There are some messages that the C# compiler could give that really wouldn't fall into the warning or error camp.  These would fall into the category of more informational, like "hey did you know that..." and would refer to issues that you could choose to address or not with no ill affects.  A warning would be something like:

public class Class {

    private int property;

    public int Property {

        get {

            return Property;

        }

    }

}


"Hey! Returning the containing property could potentially lead to an infinite recursion at runtime".

or:

public class Class {

    int value;

    public Class(int value) {

        value = value;

    }

}


"Hey! Assigning a value into itself has no affect."

These are warnings on perfectly legal code but in most cases it's probably not what you wanted to do and usually indicates an error.  So while the message might be spam, it seems a reasonable tradeoff to give it to you.

An informational message is more like:

using System.Collections;
public class Class {}

"The 'using System.Collections;' state was unncessary and can be removed".

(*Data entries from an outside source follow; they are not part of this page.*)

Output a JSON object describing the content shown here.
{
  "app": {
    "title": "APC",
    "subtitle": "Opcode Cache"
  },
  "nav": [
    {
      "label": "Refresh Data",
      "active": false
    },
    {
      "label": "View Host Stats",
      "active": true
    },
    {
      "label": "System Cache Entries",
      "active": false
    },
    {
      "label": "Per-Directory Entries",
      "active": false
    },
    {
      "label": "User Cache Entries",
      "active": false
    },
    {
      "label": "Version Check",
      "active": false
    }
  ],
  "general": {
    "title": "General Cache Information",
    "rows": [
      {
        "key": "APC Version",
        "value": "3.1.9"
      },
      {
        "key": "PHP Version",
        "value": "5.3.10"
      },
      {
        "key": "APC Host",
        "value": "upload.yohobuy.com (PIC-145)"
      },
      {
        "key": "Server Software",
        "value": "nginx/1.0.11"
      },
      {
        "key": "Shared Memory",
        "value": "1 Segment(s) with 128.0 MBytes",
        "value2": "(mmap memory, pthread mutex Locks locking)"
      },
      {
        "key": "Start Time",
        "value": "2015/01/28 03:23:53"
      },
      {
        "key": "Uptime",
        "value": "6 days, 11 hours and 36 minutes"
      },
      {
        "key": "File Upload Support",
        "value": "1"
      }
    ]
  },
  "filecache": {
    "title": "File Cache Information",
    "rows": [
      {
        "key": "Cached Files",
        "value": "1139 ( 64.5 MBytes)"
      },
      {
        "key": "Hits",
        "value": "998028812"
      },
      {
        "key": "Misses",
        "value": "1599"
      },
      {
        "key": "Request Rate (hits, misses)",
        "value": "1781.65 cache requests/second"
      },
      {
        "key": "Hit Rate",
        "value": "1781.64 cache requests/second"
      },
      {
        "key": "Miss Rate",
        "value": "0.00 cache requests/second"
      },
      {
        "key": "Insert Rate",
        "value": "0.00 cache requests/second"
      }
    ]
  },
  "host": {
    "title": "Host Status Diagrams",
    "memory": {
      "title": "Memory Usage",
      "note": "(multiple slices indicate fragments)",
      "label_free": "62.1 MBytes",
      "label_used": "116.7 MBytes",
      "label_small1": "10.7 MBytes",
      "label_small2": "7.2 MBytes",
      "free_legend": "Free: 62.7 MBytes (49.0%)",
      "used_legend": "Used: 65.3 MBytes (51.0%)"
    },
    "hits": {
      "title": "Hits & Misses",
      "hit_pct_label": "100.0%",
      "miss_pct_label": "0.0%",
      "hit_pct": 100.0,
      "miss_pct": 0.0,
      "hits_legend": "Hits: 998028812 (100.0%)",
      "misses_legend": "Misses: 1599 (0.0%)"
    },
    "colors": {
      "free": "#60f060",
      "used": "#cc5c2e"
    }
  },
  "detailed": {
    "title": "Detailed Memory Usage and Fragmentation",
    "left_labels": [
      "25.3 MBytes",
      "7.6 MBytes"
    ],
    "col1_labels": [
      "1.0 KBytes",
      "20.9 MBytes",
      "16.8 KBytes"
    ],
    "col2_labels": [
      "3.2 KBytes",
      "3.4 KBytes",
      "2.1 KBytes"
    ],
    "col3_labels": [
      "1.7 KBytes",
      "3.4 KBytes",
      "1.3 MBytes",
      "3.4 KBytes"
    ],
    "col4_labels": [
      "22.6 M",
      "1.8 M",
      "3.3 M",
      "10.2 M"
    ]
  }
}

I see this sort of message as different than before because it's not really telling you of a potential problem in your code.  (Unless you expected that System.Collections was going to be used and now you're shocked that it wasn't).   It's also not really a risky thing to tell the user.  If you remove the "using" and then attempt to use a type from that namespace (like IList) we'll then give you the smart tag immediately to add it in, so it's not going to be really annoying to be adding/removing namespaces all the time.

Would these kind of messages be appreciated?  If so, would there be others that you'd find useful?  Tiny little notes that aren't necessary but would help you out with commong coding scenarios, etc.